Coffee House of 26Mar: Update

Member/presenter Robert Colosino made it clear from the start. He wanted to empower us – with knowledge. To leave us understanding AI better than our friends do.

The next 140 minutes were PACKED with ideas, examples, pithy slides, videos and coding anecdotes from Robert’s career. (Yes, our longest session yet – which flew by.) Judging from audience reaction — rapt attention, lively Q & A until 20 minutes past our 9 p.m. deadline, significant applause, wonderment on the faces of all! — he accomplished his goal.

Robert talked/explained tech, sure ( coding decodes thought). He also shared his passion for art, interweaving his three favourite artworks with references to Einstein, Newton and current young science geniuses he referred to as kids, e.g. Sam Altman of OpenAI.

The wide-ranging presentation explained (for the layperson) coding. And defused our fears of AI. That coding, programs, etc. – like other intellectual property, say art – are easy to steal. Yes. Yet the kids keep coding, creating. And artists should keep creating too. Because artists remind us of our human experience. AI cannot replicate that.
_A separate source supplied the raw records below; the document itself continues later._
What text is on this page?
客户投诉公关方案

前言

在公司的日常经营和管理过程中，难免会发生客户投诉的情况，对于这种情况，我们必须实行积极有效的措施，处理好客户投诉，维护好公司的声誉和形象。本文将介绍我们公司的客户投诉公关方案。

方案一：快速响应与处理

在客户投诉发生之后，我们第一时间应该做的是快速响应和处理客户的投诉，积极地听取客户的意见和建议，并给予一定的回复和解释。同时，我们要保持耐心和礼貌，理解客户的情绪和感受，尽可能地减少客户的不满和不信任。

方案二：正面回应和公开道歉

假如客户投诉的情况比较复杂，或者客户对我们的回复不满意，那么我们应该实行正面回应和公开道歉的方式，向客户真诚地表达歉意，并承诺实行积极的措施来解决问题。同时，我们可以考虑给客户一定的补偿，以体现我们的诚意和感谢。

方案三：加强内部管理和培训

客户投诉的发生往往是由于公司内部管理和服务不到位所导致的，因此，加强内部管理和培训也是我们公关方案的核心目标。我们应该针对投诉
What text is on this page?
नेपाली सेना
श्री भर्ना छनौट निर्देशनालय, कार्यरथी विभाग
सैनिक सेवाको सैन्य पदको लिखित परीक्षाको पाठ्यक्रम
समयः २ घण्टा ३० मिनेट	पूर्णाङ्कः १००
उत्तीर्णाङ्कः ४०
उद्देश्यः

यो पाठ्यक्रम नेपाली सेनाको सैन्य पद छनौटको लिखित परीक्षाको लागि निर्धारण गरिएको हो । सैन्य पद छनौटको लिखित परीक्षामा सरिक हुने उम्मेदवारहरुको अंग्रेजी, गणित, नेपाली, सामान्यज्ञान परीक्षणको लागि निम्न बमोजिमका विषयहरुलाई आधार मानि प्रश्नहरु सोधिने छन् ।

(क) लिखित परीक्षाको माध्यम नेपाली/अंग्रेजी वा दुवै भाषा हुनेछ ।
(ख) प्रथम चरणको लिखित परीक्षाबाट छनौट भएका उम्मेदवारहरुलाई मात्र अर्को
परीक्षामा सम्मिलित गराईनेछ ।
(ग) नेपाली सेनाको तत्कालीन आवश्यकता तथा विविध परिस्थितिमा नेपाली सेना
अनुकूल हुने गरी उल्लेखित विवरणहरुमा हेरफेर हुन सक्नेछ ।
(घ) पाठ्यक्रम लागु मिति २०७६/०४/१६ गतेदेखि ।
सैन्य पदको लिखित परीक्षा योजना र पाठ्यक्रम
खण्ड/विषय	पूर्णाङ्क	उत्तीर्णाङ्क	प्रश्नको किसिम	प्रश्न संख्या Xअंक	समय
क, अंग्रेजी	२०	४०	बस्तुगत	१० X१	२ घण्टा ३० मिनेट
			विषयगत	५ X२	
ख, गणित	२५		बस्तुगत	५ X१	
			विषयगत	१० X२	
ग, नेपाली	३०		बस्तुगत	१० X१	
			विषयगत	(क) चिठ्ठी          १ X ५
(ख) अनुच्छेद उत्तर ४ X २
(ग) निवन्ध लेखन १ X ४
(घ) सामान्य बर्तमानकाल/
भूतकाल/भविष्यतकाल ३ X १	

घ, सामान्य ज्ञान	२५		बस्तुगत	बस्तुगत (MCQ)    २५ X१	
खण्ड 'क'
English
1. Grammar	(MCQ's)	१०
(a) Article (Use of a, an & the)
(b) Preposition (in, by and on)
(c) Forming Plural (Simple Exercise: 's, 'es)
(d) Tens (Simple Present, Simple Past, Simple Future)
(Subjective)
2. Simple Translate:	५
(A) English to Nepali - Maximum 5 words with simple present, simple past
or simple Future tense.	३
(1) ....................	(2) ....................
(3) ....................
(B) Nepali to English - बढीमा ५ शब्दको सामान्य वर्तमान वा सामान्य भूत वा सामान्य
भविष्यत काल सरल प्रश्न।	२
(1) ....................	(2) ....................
Early in the presentation, Robert shared with us the grainy video of a younger Paul Simon silencing a crowd of 60,000 at the old Yankee Stadium with a rendition of Mrs Robinson on acoustic guitar. The line Here’s to you Joe DiMaggio made the silent crowd erupt in cheers. Art channeling emotion and human connection in a way a data processor cannot.

A brief recap cannot contain the references, mind maps and passion that Robert shared with us. For the folks in the audience, a little miracle converting incomprehensible into Aha! That evening was art.

Photos by Milo Smith.

3 comments

  1. I would so like to have attended this session. The invitation sounded so intriguing and the recap certainly makes it sound like the session didn’t disappoint. I second Carole’s comment and hope we’ll have another chance.